Thursday 21 May 2009

Colour

Do you think some of us run away from intensity? Father, forgive me.

I know I have been away for some time - I have had a rollercoaster ride of a few months! And boy, do I mean that. I had supervisor problems - race, being one of them. I have learnt that people everywhere can be racist and not. I have learnt that I have a lot to learn - at least in so far as blinder-ing myself to what others do and don't do that strikes me as so wrong. And I've also become a lot humbler in thinking that I am not above certain emotions...

I am so mad when people say 'I want a black/white guy' or 'International students are not as intellectually capable'... People, that second sentence is a whole story but not for here and now! I went through years of being mad at members of extended (and not so extended) family being caste/colour/race-prejudice-ridden. White people aren't different.
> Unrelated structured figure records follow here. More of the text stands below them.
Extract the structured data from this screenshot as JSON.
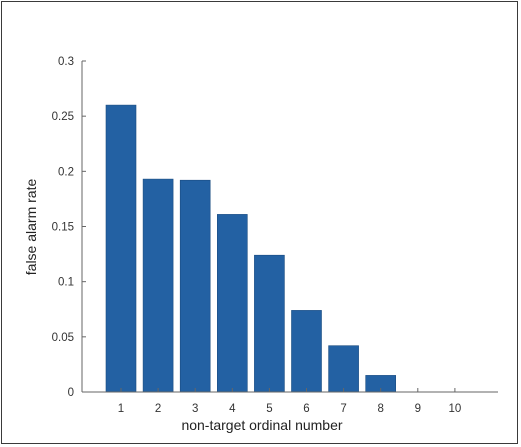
{
  "chart_data": {
    "type": "bar",
    "title": "",
    "xlabel": "non-target ordinal number",
    "ylabel": "false alarm rate",
    "categories": [
      "1",
      "2",
      "3",
      "4",
      "5",
      "6",
      "7",
      "8",
      "9",
      "10"
    ],
    "values": [
      0.26,
      0.193,
      0.192,
      0.161,
      0.124,
      0.074,
      0.042,
      0.015,
      0.0,
      0.0
    ],
    "ylim": [
      0,
      0.3
    ],
    "yticks": [
      0,
      0.05,
      0.1,
      0.15,
      0.2,
      0.25,
      0.3
    ],
    "ytick_labels": [
      "0",
      "0.05",
      "0.1",
      "0.15",
      "0.2",
      "0.25",
      "0.3"
    ],
    "bar_color": "#2361a3",
    "grid": false,
    "legend": "none"
  }
}
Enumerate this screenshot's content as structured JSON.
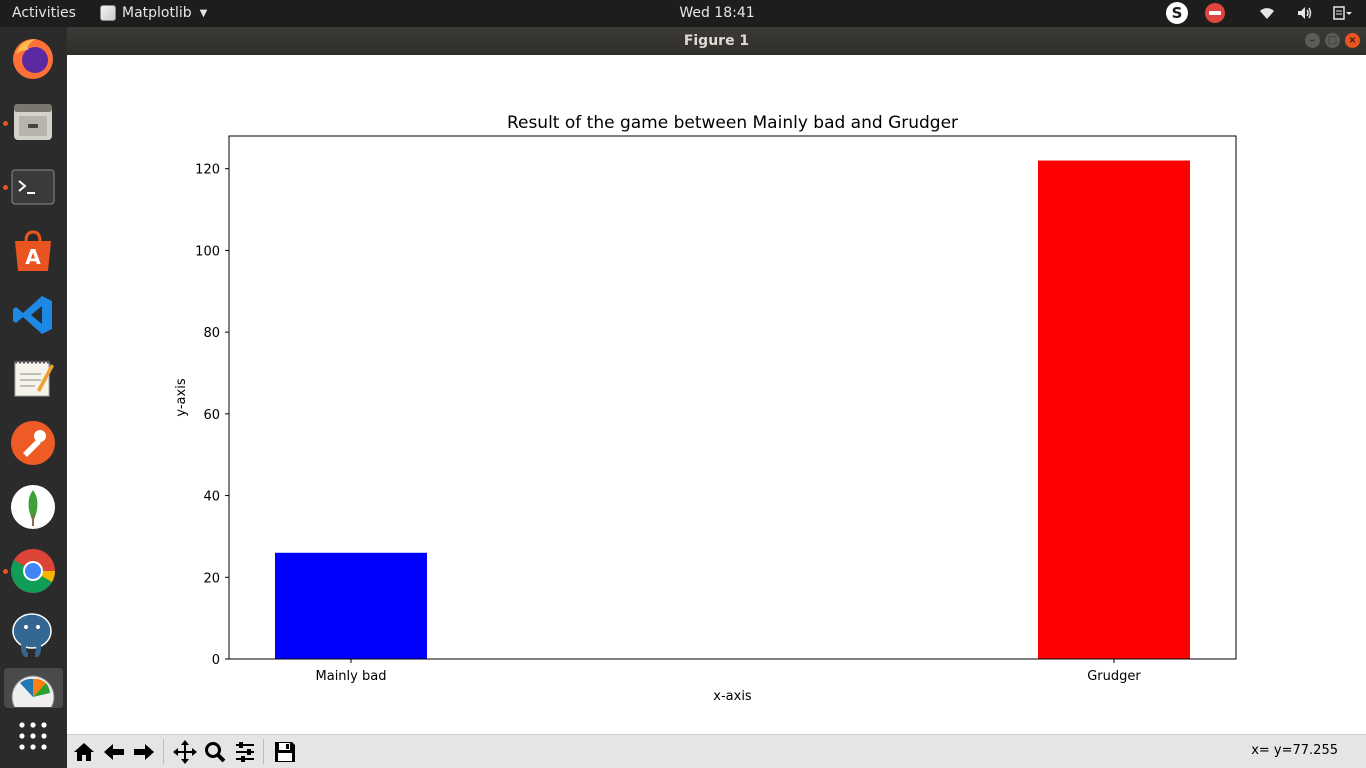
{
  "topbar": {
    "activities": "Activities",
    "app_name": "Matplotlib",
    "clock": "Wed 18:41",
    "tray_skype": "S"
  },
  "window": {
    "title": "Figure 1"
  },
  "dock": {
    "items": [
      "firefox-icon",
      "files-icon",
      "terminal-icon",
      "software-center-icon",
      "vscode-icon",
      "text-editor-icon",
      "postman-icon",
      "mongodb-icon",
      "chrome-icon",
      "postgresql-icon",
      "matplotlib-icon",
      "show-apps-icon"
    ]
  },
  "chart_data": {
    "type": "bar",
    "title": "Result of the game between Mainly bad and Grudger",
    "xlabel": "x-axis",
    "ylabel": "y-axis",
    "categories": [
      "Mainly bad",
      "Grudger"
    ],
    "values": [
      26,
      122
    ],
    "colors": [
      "#0000ff",
      "#ff0000"
    ],
    "ylim": [
      0,
      128
    ],
    "yticks": [
      0,
      20,
      40,
      60,
      80,
      100,
      120
    ],
    "grid": false
  },
  "toolbar": {
    "coords": "x= y=77.255"
  }
}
I'm saying white because, in post-colonial India, they used to be the other. Political correctness is all very well, and I love us all, but for the purpose of this blog, can I just call us by our colours? I am brown. There are shades of us. And black and olive and white. It gets me somewhere deep inside and twists my gut in a pre-sick feeling when I hear it being called 'our culture' - when what they mean is our race/nationality.
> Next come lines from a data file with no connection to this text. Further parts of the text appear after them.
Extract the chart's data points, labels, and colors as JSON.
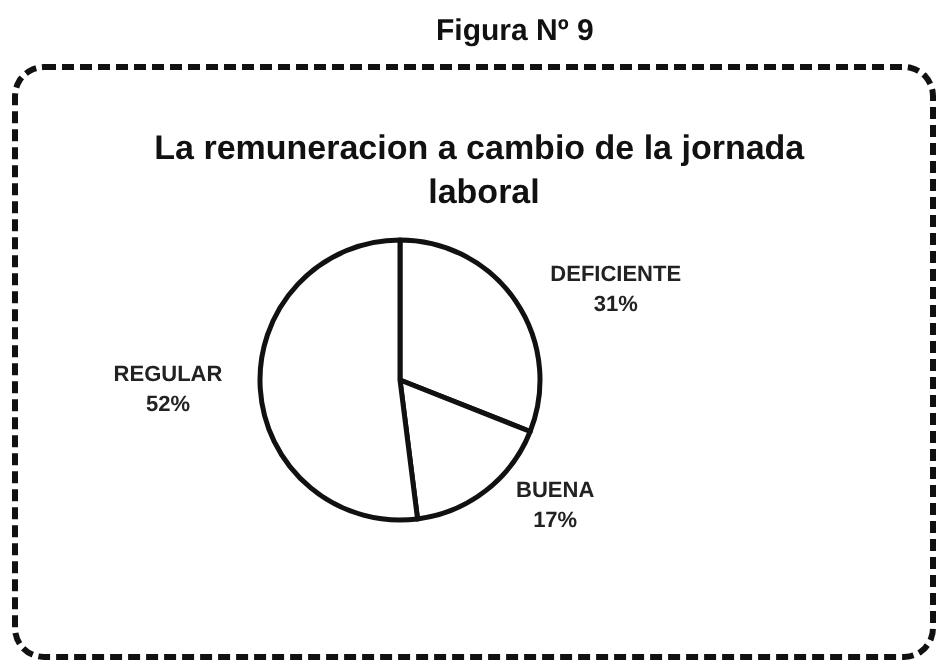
{
  "chart_data": {
    "type": "pie",
    "title": "La remuneracion a cambio de la jornada laboral",
    "annotations": [
      "Figura Nº 9"
    ],
    "categories": [
      "DEFICIENTE",
      "BUENA",
      "REGULAR"
    ],
    "values": [
      31,
      17,
      52
    ],
    "value_labels": [
      "31%",
      "17%",
      "52%"
    ],
    "colors": [
      "#ffffff",
      "#ffffff",
      "#ffffff"
    ]
  }
}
Are we really that different?

We're loving whatever our colour. We're racist whatever our colour.

I had an interesting class this morning. One student called another 'not Chinese deep inside your heart' because she had learned English at a young age and so 'was corrupted by Western culture'. Another crime was watching 'Western' movies and listening to the music.

I hurt. She hurt, but she was the bigger person. It hurts. And the more you hurt, the more you grow. Why must this be?